Samedi 21 décembre 2013



« Un peuple sans mémoire ne peut pas être un peuple libre. » D. MITERRAND

Dans la première partie de cet article, nous avons postulé qu’il est difficile de comprendre les parrains de Paul Kagame sans étudier de manière concomitante une partie de leur histoire et celle des pays de la région des Grands Lacs. 


Souvent, pour justifier par exemple la chute de Mobutu après celle du mur de Berlin en 1989, il semble suffisant de dire qu’il était devenu « une créature de l’histoire » après le rôle qu’il a assumé pendant la guerre froide. 

L’étude de la nature de cette guerre de prédation participant d’une « économie de guerre permanente » et/ou du « keynésianisme militaire » est souvent éludée. 

Cette approche historique biaisée est guidée par une croyance (ou des croyances) ayant « mangé » les cœurs et les esprits de plusieurs compatriotes du Sud ; imaginairement, ils sont convaincus que le Nord géré par « les Etats profonds » dominés par des capitalistes dénués de tout scrupule et par « les cosmoscrates » (multinationales) est une démocratie exemplaire. 

Forts de cette croyance, ils ne liraient pas ou seraient mal à l’aise de lire une interview d’une Danielle Mitterrand affirmant que « la démocratie n’existe ni aux USA, ni en France »[1].

Ces compatriotes ne peuvent pas un seul instant comprendre qu’au Nord, les élites dominantes combattent la démocratie, le respect des droits de l’homme et l’élévation du niveau de vie citoyenne ; depuis longtemps. 


La narration de la globalisation capitaliste du monde a fini par complètement violer leur imaginaire au point qu’ils sont devenus incapables de voir que les élites dominantes du Nord veulent « cette fois-ci en finir avec la démocratie »[2]. 

Cette deuxième partie de notre article garde le même fil rouge que la première : une étude concomitante de l’histoire du Nord et du Sud, plus précisément de la région des Grands Lacs, à partir de la deuxième guerre mondiale et de la création du « Grand Domaine ».

Rappelons que traiter des guerres menées en réseau est une approche polémologique qui tient à souligner la complicité existant entre certaines élites (capitalistes) dominantes du Nord et leurs nègres de service du Sud. 

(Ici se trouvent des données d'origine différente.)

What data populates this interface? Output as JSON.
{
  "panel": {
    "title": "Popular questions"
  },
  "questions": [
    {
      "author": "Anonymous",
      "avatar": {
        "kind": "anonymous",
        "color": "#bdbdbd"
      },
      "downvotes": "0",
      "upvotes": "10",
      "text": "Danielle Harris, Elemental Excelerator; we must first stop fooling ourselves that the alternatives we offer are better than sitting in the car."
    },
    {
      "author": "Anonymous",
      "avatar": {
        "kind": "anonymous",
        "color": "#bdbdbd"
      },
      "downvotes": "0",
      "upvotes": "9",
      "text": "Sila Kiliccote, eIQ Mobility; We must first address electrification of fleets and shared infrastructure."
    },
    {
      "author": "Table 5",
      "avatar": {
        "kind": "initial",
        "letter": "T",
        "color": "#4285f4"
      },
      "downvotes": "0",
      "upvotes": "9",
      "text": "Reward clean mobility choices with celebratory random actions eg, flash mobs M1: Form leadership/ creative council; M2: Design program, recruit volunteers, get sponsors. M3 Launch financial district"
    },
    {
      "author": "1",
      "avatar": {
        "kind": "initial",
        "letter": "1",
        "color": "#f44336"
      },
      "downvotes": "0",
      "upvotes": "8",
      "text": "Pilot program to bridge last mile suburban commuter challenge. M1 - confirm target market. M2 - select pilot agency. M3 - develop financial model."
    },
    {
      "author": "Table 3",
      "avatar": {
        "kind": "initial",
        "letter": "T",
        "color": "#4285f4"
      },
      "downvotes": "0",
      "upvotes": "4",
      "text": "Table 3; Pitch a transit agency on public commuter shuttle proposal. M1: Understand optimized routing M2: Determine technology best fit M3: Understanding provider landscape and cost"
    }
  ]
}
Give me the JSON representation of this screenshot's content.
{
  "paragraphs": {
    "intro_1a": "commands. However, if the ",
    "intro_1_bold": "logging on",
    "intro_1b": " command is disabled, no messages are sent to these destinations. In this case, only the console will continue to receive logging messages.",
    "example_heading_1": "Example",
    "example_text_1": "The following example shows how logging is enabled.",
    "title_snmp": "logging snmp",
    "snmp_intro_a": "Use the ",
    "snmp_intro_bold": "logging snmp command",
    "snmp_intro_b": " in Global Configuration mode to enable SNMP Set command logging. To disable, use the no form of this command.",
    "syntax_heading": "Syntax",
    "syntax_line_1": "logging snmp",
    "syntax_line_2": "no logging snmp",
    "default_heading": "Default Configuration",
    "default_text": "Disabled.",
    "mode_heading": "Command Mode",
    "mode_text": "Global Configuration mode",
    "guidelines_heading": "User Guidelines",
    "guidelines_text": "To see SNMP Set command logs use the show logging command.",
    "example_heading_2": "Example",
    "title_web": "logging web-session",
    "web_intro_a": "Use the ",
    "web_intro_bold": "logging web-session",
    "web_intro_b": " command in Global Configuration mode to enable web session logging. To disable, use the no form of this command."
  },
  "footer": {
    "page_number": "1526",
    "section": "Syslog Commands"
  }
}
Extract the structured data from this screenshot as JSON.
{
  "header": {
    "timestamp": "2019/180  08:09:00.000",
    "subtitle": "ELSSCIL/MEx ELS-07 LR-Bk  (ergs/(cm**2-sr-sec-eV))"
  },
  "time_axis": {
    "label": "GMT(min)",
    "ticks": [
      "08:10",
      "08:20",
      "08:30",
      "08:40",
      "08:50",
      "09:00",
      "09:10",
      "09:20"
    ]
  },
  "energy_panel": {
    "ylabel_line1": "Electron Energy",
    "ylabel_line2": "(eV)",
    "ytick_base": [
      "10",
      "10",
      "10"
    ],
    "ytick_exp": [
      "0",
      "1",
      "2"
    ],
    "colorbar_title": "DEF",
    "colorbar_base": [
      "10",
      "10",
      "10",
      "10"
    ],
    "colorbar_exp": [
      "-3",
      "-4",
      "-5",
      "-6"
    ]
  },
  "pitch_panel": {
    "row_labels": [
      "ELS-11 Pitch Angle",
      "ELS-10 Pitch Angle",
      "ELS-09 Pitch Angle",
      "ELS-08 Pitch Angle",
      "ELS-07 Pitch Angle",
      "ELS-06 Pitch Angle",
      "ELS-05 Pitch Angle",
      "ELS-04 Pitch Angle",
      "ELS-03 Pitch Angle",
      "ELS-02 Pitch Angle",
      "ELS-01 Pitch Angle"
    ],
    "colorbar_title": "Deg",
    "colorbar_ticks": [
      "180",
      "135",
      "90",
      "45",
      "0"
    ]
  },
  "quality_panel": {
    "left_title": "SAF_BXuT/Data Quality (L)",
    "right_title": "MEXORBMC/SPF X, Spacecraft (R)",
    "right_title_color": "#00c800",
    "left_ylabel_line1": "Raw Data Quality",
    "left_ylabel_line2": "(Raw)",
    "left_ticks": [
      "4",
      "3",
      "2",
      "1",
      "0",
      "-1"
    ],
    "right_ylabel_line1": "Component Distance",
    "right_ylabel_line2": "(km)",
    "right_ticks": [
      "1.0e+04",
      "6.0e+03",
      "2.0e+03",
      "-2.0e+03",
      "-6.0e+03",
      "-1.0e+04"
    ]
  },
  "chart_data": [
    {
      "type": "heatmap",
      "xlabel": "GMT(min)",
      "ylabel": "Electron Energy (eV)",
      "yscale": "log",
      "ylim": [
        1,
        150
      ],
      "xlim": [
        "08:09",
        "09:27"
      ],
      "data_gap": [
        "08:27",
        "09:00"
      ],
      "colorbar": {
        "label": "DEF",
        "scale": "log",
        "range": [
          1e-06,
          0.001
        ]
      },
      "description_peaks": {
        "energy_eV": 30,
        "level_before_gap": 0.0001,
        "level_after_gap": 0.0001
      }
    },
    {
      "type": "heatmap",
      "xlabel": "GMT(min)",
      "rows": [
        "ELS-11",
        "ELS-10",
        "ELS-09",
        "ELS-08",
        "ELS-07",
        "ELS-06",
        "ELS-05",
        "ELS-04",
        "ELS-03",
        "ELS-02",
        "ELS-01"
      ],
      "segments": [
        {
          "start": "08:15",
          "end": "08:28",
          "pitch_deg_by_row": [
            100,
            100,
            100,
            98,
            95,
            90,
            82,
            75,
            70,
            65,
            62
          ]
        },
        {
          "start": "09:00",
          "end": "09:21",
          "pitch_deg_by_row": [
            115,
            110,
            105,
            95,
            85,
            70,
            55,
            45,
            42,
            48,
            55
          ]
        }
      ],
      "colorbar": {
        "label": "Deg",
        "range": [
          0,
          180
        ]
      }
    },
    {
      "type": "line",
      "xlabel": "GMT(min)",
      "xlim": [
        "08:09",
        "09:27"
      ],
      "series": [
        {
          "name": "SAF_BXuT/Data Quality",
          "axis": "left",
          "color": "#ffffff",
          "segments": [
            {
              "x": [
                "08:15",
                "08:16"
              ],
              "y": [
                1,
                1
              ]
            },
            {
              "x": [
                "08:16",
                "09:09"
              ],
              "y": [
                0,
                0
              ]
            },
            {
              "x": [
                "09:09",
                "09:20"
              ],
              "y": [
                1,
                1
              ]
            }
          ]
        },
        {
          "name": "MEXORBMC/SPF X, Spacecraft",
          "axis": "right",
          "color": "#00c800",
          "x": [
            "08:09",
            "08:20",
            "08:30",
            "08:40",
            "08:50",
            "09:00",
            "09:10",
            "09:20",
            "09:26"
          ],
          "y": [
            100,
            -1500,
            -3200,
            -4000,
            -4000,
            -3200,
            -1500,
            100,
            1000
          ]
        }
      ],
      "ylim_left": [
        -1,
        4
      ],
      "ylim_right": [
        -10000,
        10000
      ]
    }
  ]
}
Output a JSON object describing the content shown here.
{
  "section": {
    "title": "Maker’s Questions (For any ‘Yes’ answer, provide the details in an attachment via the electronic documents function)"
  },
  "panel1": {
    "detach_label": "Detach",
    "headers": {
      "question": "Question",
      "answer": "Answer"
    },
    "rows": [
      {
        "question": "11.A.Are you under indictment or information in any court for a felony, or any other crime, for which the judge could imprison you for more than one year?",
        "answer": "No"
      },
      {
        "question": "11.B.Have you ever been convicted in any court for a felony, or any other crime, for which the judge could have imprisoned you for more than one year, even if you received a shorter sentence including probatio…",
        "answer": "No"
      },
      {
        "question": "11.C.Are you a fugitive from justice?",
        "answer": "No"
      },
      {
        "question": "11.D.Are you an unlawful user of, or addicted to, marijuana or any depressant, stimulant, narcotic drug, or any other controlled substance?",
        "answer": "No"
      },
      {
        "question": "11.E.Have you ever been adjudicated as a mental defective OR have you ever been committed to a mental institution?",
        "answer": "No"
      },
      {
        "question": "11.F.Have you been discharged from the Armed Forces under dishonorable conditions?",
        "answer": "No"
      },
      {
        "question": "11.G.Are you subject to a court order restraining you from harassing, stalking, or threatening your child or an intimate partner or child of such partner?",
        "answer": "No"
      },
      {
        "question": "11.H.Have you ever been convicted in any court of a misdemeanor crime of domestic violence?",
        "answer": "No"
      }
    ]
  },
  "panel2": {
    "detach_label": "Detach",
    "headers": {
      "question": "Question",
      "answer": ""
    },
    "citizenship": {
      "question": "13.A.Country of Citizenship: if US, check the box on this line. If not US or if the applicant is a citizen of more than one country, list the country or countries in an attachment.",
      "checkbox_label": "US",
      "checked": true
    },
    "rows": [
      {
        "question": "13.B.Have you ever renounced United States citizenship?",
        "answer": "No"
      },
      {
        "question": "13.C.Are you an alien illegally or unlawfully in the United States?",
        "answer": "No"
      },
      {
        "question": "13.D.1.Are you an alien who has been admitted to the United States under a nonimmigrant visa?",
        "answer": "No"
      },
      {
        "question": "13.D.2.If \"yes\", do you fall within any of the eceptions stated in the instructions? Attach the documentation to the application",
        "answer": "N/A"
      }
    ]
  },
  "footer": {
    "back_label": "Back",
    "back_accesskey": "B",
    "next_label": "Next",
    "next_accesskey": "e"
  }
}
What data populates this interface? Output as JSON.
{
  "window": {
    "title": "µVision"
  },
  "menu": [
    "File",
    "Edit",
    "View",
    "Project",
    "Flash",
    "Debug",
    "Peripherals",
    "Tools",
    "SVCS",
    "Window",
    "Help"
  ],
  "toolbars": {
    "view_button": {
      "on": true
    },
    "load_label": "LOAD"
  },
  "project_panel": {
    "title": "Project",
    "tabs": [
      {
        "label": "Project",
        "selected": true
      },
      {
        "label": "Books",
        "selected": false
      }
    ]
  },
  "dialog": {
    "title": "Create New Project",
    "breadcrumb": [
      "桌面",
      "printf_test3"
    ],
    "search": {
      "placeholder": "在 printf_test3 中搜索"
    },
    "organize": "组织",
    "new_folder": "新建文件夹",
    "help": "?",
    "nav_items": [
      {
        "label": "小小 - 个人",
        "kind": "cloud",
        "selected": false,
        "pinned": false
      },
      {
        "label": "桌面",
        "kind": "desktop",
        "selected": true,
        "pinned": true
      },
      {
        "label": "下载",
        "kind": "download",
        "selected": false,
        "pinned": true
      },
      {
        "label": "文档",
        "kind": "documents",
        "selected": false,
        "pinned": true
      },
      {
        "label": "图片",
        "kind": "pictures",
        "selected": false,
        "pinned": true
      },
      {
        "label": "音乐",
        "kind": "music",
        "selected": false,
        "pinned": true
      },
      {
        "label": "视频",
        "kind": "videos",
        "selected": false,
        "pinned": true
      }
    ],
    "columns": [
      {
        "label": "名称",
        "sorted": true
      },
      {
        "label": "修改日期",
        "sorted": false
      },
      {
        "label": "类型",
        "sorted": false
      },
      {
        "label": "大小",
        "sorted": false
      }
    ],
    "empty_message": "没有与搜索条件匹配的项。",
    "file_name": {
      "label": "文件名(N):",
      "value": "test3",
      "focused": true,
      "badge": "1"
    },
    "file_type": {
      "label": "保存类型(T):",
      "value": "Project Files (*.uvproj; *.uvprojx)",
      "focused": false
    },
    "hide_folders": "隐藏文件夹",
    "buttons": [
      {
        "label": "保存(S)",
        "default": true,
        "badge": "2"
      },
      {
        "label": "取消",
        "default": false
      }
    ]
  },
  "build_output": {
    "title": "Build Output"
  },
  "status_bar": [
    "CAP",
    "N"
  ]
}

Elle n’est pas une quête de boucs émissaires. Elle cherche à indiquer, du point de vue historique et structurel, comment ces guerres de prédation fondées sur la propagande mensongère aboutissent souvent à exacerber les haines, à opposer les peuples, les ethnies et les religions pour obéir au principe bien connu du « diviser pour régner ». 

L’application permanente de ce principe impuissante les peuples, crée de la méfiance entre eux et les pousse à haïr le principe de « l’union qui fait la force ».

Revenons aux parrains de Paul Kagame. Ils emportent la deuxième guerre mondiale en utilisant 70% de l’uranium congolais. Mais quelle fut la nature de cette guerre ? 


Qu’est-ce qu’elle leur a appris ? 

En quoi cette guerre est-elle semblable à celle qui a fait plus de huit millions des morts dans la région des Grands Lacs africains ?

La deuxième guerre mondiale a fait partie des solutions que l’élite capitaliste américaine a imaginées pour sortir de la Grande Dépression de 1929. 


Face à la question de la surproduction, cette élite cherche à trouver des débouchés en s’inspirant de l’exemple de l’Allemagne d’Hitler. 

Et pour mener cette guerre, il fallait trouver un ennemi. Ce dernier allait être le pays dont s’inspirent des socialistes, des communistes et tous les autres « rouges » américains : l’URSS. 

Au cours de la guerre froide, tous les partisans des changements radicaux proches de l’ennemi (l’URSS) étaient facilement taxés de communistes. 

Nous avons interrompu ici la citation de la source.